The Relativism Thing, 1
• Relativism is tempting here because of the strong emphasis
Kuhn puts on the shift of values involved in a revolution (in
Ch.X Kuhn even declares, in a flight of rhetorical excess,
that post-revolution scientists are working in a different
world than pre-revolution scientists.
• A revolution develops only when the old paradigm has
‘dead-ended’; only a kind of disorderly process can resolve
this kind of situation, since the constraints we’ve been
working under have to be set aside and it’s not possible in
advance to specify which constraints will ultimately go and
which may stay. It’s all up in the air.
• But Kuhn does say that there is continuity – that some
features of theories count in their favour before and after
the revolution: we’re still doing science, after all!
Incommensurability
• Barriers to translation
– This is a bit weak, since many scientists show a pretty
good capacity to become ‘bilingual’ and move back
and forth between competing accounts/ paradigms.
• Different standards of evidence and argument.
– Detailed standards are what vary here.
– The choice between paradigms is unclear except in
the light of standards that are in dispute.
– Examples: Mechanism vs. gravity, biometricians vs.

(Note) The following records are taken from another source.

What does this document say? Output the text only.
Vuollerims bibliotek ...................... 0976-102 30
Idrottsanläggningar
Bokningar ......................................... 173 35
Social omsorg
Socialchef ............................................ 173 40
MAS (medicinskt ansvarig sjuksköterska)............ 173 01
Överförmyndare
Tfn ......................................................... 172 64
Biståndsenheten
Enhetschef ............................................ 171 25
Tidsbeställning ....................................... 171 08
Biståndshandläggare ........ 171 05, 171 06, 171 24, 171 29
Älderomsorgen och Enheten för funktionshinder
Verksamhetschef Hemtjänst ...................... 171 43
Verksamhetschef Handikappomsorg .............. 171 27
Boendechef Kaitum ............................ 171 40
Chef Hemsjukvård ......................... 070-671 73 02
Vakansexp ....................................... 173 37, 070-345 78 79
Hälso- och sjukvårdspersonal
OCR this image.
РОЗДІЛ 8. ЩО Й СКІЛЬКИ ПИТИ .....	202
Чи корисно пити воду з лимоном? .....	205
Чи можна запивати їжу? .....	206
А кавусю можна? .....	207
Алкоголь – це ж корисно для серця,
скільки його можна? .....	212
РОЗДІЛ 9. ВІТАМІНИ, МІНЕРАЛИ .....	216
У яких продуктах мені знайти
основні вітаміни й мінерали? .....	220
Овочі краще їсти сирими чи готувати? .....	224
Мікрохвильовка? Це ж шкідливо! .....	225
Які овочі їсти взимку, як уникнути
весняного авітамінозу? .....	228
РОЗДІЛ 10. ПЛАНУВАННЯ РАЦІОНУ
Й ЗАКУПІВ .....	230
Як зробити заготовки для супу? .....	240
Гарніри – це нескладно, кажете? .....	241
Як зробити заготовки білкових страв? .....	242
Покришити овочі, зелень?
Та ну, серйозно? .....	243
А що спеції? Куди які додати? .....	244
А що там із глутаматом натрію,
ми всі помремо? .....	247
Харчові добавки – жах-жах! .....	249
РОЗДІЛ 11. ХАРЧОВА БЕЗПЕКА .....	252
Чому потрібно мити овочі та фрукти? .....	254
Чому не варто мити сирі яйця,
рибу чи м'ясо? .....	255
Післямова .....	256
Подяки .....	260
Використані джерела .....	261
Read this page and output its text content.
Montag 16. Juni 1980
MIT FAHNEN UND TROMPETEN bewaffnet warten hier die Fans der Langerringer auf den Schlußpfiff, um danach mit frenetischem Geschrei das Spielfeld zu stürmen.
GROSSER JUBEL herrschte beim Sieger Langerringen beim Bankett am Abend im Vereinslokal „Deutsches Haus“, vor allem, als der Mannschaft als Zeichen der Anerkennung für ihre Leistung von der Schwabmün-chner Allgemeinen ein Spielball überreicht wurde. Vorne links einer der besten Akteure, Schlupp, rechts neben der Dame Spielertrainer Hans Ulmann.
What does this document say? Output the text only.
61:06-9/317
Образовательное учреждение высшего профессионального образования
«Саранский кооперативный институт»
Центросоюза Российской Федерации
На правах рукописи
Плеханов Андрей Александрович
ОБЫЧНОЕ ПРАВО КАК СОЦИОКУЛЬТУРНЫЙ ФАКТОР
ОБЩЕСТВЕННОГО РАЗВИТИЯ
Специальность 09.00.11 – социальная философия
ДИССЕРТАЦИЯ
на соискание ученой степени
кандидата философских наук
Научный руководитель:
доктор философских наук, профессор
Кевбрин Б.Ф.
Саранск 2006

the mechanisms of Mendelian genetics.
Relativism 2
• Kuhn recognizes increasing ‘problem solving
power’, as an example (maybe the most
important one) of continuity in standards, relative
to which the course of science as a whole can be
seen as progressive.
• Kuhn’s explanation of progress has two sides:
– The relativistic side (of course it’s progress– it led up
to our present views, after all…).
– The objective side (efficiency and problem solving
power of later paradigms).
– Can we reconcile these? Reculer pour mieux sauter?
The problem of truth
• A popular, simplistic view of scientific progress involves the
accumulation of truths over time.
• This view is often abused by those who want to cast doubt on
science (e.g. by criticizing evolutionary theory because Darwin got
some things wrong).
• The idea of progress is easy when framed this way– but it’s also
clearly inapplicable to the history of science.
• If we think of physics as our model, and regard fundamental shifts
in theory (from classical to quantum, from ‘plum pudding’ to
nuclear atoms, from particles to strings) as completely shifting our
description of everything, then the notion that we are progressing
towards a true theory seems dubious– the pessimistic induction is
almost irresistible, since there’s no sign that we are really
converging towards a single basic view of what there is in physics.